Wu’s piece, which straddles the line between game and interactive artwork, almost feels like one is seeing the formerly bright and meditative spaces of Alpha Waves as they might appear so many decades down the line; compacted and made labyrinthine as the potentials of the digital were co-opted by capitalistic forces. A place now made dark and dense, where the user is assaulted from all angles by screaming text and neon-bright sigils. Like Alpha Waves, it casts the user as a simplified geometric form, forced to navigate at unintuitive and uniquely digital angles, within a 3D space that one’s Avatar neither enters nor leaves. Unlike that earlier game, it does not obviously evoke softness or contemplation, nor anything truly human at all.

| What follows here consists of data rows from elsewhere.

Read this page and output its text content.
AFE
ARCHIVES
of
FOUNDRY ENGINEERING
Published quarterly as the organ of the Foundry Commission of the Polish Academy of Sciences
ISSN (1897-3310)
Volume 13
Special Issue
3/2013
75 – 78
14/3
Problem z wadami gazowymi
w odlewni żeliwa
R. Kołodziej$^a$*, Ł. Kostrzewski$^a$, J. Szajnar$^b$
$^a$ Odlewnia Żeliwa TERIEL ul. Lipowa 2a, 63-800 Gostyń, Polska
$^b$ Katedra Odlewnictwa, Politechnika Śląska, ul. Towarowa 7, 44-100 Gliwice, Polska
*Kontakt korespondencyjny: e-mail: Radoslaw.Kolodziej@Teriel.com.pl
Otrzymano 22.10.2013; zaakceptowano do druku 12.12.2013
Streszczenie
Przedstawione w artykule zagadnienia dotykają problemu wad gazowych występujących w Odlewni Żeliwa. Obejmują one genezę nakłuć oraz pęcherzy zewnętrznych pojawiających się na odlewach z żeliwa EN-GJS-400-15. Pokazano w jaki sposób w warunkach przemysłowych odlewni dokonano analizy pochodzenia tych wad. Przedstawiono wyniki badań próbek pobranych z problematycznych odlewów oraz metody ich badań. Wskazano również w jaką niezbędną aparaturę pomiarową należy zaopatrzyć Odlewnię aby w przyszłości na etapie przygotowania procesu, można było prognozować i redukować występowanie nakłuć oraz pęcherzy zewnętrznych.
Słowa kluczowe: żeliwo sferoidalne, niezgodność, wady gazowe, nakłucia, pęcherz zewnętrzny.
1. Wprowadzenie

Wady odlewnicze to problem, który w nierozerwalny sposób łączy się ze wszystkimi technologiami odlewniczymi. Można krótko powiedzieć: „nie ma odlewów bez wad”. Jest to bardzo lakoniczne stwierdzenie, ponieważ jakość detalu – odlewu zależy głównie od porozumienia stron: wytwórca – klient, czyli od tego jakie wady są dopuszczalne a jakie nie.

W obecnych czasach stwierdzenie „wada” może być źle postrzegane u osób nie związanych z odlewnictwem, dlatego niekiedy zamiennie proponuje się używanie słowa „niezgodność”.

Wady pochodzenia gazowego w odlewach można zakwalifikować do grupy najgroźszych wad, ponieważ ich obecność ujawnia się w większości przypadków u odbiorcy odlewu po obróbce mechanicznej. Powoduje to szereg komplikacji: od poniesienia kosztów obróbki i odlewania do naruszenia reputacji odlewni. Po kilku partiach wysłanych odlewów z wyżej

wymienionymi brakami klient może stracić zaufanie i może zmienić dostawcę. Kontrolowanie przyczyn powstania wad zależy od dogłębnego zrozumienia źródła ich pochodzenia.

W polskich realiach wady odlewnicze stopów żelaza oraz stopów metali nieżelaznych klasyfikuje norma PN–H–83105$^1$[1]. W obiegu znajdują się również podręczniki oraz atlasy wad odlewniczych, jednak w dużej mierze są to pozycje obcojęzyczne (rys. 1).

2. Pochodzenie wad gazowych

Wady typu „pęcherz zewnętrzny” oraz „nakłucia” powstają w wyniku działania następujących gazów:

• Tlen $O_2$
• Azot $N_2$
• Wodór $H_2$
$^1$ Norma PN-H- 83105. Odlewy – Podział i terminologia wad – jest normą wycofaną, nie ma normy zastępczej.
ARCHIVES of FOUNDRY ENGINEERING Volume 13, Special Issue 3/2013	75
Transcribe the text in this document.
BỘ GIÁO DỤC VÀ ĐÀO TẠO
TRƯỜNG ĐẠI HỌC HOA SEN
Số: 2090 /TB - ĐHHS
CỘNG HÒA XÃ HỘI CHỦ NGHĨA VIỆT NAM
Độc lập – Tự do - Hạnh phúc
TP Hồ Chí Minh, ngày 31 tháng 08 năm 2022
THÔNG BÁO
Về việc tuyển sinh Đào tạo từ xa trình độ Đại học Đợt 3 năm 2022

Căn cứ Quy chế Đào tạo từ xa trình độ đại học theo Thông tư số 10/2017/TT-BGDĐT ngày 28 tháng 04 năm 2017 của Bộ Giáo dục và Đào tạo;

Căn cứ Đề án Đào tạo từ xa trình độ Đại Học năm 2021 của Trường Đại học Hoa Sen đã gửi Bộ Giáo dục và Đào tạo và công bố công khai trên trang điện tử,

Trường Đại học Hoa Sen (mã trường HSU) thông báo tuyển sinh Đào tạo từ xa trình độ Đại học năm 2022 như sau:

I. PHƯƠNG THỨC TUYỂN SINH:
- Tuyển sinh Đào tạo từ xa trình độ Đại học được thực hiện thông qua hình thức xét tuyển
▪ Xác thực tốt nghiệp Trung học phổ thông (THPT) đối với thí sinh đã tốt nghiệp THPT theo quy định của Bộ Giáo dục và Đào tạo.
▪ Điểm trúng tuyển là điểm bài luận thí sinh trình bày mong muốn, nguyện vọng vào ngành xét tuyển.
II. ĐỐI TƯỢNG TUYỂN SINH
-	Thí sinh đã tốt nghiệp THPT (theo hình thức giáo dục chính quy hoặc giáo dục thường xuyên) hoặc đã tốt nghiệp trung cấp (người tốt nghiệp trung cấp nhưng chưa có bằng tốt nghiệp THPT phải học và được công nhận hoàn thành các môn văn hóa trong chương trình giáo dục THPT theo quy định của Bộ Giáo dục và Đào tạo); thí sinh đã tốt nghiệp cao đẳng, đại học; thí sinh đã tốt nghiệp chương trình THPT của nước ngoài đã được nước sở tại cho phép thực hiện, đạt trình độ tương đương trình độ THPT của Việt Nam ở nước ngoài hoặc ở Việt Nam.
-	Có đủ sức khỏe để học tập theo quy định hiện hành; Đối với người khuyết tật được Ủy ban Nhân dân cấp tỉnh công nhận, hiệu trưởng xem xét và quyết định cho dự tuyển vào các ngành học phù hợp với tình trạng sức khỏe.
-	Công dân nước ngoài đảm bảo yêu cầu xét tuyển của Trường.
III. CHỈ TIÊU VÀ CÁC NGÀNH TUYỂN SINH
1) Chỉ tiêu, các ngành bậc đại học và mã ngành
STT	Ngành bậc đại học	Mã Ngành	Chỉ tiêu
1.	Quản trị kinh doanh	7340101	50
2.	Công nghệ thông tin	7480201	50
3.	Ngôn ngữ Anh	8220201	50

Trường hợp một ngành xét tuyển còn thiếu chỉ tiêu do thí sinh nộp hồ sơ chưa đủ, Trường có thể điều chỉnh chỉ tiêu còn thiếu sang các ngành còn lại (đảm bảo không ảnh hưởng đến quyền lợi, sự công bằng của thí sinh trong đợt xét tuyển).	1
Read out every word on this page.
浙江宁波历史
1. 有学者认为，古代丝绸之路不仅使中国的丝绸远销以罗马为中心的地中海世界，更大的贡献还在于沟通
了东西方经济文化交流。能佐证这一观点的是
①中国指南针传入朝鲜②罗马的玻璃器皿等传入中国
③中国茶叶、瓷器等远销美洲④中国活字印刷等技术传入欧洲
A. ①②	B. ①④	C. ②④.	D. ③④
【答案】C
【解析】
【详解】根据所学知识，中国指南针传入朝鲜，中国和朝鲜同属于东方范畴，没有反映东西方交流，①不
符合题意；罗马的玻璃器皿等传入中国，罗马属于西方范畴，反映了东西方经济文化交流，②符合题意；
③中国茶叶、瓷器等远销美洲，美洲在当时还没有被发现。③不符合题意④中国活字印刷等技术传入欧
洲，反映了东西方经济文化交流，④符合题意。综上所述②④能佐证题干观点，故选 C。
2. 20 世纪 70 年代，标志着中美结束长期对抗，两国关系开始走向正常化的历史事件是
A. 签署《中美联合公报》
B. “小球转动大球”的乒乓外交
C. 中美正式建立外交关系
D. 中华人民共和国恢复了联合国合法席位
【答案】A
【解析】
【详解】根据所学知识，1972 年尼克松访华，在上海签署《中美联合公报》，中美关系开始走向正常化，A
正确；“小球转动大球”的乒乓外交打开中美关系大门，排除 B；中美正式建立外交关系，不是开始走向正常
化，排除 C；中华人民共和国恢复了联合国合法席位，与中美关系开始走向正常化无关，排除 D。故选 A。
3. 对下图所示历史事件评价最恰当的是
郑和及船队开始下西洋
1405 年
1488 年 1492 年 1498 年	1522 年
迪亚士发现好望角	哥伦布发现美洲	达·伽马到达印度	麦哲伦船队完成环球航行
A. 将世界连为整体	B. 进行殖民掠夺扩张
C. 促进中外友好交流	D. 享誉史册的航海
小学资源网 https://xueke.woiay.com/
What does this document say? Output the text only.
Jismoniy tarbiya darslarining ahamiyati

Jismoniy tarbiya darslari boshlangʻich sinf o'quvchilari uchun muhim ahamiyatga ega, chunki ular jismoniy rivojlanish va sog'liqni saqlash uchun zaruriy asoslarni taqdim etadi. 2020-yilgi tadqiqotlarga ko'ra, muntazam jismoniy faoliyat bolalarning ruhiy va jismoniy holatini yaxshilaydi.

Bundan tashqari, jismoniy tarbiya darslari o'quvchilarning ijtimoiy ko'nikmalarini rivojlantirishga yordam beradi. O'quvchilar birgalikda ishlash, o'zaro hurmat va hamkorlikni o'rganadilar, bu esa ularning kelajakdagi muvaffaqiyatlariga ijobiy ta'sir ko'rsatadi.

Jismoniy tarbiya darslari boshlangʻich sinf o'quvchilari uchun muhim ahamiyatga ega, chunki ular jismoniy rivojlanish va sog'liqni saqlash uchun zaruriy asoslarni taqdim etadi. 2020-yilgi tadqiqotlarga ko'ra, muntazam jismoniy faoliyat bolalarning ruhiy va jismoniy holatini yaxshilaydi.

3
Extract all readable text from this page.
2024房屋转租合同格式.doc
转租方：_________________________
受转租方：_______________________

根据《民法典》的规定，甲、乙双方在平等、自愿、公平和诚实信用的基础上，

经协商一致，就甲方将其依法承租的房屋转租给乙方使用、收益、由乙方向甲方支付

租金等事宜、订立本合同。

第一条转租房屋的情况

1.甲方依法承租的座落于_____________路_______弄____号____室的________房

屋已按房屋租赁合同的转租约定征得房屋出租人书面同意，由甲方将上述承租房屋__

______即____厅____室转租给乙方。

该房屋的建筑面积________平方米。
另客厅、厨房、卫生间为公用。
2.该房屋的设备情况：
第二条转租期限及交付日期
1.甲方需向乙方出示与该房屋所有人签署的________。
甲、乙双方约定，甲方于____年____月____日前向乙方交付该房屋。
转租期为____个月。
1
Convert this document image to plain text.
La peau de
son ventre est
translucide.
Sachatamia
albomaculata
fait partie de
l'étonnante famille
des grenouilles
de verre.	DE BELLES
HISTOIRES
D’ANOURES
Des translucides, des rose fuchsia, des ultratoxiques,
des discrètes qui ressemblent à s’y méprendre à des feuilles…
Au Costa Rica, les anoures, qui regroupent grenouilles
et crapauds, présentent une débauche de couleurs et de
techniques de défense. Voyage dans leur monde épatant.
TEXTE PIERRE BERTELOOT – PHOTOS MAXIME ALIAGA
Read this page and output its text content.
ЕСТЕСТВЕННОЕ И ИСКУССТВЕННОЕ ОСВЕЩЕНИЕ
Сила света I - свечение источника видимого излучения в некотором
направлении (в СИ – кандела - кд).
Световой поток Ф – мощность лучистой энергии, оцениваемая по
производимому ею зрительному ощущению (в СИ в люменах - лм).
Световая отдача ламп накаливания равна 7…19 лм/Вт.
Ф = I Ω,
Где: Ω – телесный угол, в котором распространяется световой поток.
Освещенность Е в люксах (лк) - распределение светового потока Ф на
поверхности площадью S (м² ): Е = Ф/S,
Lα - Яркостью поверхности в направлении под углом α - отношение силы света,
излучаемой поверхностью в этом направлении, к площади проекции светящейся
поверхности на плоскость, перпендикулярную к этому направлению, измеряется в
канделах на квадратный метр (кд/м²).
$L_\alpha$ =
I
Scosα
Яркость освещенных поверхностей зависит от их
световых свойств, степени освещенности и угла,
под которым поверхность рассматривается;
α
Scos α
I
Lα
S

If the first ever fully 3D platformer was dedicated to the mental state associated with reflection and thoughtful respite, then The Labyrinth of Digital Bodies seems to be dedicated to Beta Waves, which signal a state of sustained and fixated activity. Productivity, expansion (both outward and inward) and the need for constant motion exemplify our current Neoliberal reality, and as such Beta Waves are very much the mental hallmark of our time. The constant hustle for either advancement or mere survival, (two things which have increasingly lost any distinction) the constant need for more data, more content, at all times and in all contexts, and the increasingly inhuman nature of the systems and infrastructures we interact with are all on display within Wu’s Labyrinth.

It is an unnerving place, which feels designed more as a way to constrain the user than as a site for their explorations. It is dark and over-busy, strobing with text and buzzing with digital whispers; seemingly built for (and possibly by) the inhuman digital forms and modes which overpopulate it. At the same time, some trace of that earlier ethos still feels present there. Its connection to the history of the digital which Alpha Waves attempted to kick-off, a history in which the digital and technology more generally were geared towards humanistic ends, is still evident within its foundations. Not unlike the aforementioned Myst, what the user is presented with is not an inherently alien or malevolent place, but rather a once benevolent and deeply human place which has been co-opted by external and self-serving forces.

Within this subtle disparity, this kernel of an earlier and more revolutionary time, comes an unspoken promise of sorts. That if one could learn to navigate the Labyrinth, to delve deep enough, they might somehow find their way back to that brighter version of our digital world. Or perhaps, even better, to learn to set the Labyrinth as it is now upon a more revolutionary trajectory; one informed by the tradition of works such as Alpha Waves, but with all the density of resources and connections that the contemporary network can offer. If it is a maze, then truly we are lost; but have still the potential to be found, to find ourselves, to find what lies before and beneath.

Both of these aspects are well worth exploring, and together they form a very relevant and necessary dialogue about the current state of the digital. I highly recommend that you all take the chance to get lost within The Labyrinth of Digital Bodies. Just be careful of the minotaur.